The absurdity of these factual claims has been exposed elsewhere. My point here is simply that we have reached the point where the American people are being told to turn their anger against highly-educated people who perform some of the most important work in the country—educating a group of students who, in many cases, belong to the first generation in their families to attend college.
We claim to pride ourselves on “equality of opportunity,” but if the people who are essential to preparing young people to seize those opportunities can be painted as somehow coddled—magically teaching their courses without ever taking the time to prepare to teach those course, or ever really “working” at all—then suddenly we are arguing about how to take away those supposedly cushy jobs. This may be a winning political strategy, but it is disastrous for the long-term health of the country.
What About “Indoctrination”? The Content of Higher Education Shows Up in the Economic Benefits of a College Degree—and Other Countries Pay Attention
Even before the recent attacks on solidly middle-class educators emerged, there has always been an important element of the culture wars in the attacks on higher education. Mr. Santorum is only the most recent cultural conservative to attack colleges for supposedly “indoctrinating” students in liberal dogma. Americans are apparently meant to believe that their tax money is being ill-spent on subsidizing higher education, because their children are being inculcated with nothing but airy-fairy, lefty political cant.
That argument is, again, based on nothing more than the wild fantasies of those with a broader political agenda. Rather than refuting the argument by describing what goes on inside America’s college classrooms, however, we can simply look at what comes out of them. Even if it were true that colleges are incubators of liberalism, they are obviously doing something right.
America’s hard-headed businessmen and businesswomen—people who are interested in making a profit—find it worthwhile to recruit America’s college graduates, and to pay them much more than they would pay a high school graduate. How to explain the salary difference? Unless we believe that the market system is completely broken—and has been for decades—we ought to conclude that American colleges and universities are creating graduates who provide economic value.
In addition, those other countries that have educated themselves into prosperity (in many cases, to the point where their living standards are now higher than in the United States) have long sent their most promising students to American universities.
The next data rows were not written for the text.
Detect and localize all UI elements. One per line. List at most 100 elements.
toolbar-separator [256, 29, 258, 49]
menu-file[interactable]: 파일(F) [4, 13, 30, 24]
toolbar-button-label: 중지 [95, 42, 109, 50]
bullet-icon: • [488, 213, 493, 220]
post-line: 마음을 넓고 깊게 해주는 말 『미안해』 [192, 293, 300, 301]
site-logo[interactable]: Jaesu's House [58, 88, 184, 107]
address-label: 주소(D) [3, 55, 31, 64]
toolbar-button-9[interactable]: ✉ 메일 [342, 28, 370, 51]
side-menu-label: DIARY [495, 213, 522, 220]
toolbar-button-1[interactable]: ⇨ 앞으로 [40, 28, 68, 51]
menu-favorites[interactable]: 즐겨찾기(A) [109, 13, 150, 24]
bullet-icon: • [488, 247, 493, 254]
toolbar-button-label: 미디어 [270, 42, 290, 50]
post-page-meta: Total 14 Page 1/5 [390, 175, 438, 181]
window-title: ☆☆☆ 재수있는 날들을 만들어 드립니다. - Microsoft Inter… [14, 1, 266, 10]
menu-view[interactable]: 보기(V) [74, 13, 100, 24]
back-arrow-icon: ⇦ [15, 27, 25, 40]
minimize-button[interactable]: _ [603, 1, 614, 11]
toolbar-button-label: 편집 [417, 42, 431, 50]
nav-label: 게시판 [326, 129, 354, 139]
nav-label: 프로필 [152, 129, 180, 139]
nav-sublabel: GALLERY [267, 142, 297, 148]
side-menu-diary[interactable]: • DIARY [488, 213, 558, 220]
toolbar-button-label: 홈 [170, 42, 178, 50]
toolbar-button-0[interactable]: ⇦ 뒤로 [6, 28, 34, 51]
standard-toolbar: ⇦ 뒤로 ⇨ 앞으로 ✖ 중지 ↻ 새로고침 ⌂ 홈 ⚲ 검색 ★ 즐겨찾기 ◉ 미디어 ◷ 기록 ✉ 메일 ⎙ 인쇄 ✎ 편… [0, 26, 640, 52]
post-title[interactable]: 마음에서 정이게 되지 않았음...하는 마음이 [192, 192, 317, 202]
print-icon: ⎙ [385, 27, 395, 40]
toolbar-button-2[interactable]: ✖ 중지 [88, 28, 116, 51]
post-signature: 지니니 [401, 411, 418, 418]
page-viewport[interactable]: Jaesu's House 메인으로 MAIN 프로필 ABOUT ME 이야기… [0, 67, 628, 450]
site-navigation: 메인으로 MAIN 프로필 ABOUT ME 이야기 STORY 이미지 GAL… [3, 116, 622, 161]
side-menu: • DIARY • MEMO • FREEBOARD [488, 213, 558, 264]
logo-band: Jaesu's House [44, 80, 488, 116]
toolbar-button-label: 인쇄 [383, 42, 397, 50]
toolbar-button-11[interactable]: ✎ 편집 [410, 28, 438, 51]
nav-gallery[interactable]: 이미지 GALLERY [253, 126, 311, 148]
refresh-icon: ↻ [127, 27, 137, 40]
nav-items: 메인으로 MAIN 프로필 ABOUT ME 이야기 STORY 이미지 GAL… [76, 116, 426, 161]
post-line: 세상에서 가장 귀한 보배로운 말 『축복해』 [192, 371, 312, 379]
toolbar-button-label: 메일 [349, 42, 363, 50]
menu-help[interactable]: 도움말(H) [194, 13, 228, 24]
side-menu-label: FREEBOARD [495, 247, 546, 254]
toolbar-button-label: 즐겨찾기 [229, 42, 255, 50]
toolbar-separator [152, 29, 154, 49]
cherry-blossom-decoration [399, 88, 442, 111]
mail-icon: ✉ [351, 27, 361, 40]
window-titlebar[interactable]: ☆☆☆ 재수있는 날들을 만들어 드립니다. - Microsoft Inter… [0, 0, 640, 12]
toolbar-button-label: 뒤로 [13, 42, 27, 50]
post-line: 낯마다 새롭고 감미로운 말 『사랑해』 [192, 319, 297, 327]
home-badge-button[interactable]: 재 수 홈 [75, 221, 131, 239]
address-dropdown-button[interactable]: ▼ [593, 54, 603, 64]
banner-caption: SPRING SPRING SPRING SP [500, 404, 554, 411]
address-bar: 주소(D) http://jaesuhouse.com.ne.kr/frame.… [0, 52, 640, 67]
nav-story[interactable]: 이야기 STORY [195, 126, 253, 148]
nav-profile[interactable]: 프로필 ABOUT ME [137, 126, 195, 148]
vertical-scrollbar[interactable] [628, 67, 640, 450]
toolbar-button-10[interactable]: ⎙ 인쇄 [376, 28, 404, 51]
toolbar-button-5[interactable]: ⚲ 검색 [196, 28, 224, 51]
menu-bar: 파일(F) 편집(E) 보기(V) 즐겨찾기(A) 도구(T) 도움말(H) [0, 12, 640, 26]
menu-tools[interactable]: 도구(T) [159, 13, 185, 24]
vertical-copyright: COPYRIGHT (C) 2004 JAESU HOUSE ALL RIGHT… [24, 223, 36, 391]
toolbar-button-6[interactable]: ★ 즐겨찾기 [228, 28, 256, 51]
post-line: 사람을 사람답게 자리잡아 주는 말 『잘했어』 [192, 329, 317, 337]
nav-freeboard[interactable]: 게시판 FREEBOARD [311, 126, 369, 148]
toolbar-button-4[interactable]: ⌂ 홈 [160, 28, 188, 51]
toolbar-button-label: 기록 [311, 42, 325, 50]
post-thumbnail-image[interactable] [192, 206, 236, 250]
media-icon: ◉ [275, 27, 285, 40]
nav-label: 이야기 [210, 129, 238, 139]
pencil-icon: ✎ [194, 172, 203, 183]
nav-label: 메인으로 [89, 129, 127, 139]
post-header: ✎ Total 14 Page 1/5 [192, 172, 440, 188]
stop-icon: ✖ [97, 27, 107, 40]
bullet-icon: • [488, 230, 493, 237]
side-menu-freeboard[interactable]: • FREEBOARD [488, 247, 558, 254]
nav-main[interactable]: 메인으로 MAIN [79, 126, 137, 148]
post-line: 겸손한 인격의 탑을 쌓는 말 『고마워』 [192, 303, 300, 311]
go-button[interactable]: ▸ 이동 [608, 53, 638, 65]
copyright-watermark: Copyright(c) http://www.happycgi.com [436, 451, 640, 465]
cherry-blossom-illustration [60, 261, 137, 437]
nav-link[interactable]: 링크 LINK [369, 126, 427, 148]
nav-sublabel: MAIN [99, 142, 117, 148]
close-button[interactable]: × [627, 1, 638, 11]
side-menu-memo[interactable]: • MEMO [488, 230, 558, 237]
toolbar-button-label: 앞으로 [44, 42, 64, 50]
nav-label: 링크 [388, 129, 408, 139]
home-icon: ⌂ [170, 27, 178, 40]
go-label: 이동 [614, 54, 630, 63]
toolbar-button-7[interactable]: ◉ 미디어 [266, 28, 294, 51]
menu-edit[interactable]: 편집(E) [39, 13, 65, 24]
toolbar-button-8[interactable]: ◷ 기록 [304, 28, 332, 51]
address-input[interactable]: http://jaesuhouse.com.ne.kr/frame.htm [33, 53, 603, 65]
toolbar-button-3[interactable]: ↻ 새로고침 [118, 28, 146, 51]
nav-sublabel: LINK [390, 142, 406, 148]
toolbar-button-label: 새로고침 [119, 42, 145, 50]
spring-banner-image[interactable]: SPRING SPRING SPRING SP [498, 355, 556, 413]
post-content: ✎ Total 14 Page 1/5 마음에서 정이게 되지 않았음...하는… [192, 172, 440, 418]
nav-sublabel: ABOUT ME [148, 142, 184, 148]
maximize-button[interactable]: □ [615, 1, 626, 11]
Our system of higher education—both our public colleges and universities, and our private universities that educate students who take out publicly-subsidized loans—is still the envy of the world.
That asset can, however, be squandered. In the 1980’s, British politicians savaged that country’s once-excellent university system, turning it into a mere shadow of its former self. American politicians have been doing the same here for decades, leading to a pronounced decline in our advantage over other countries. It is not too late to save ourselves, but the trends are running decidedly in the wrong direction.
The fact is that any large institution can be improved, and American higher education is no exception. Reasonable people can and do work together every day, to try to figure out the best way forward for our colleges and universities. That work should continue. Turning one of America’s greatest resources into a political punching bag, however, is a dangerous and self-destructive game. And it is a game that the people of the United States can ill afford to play.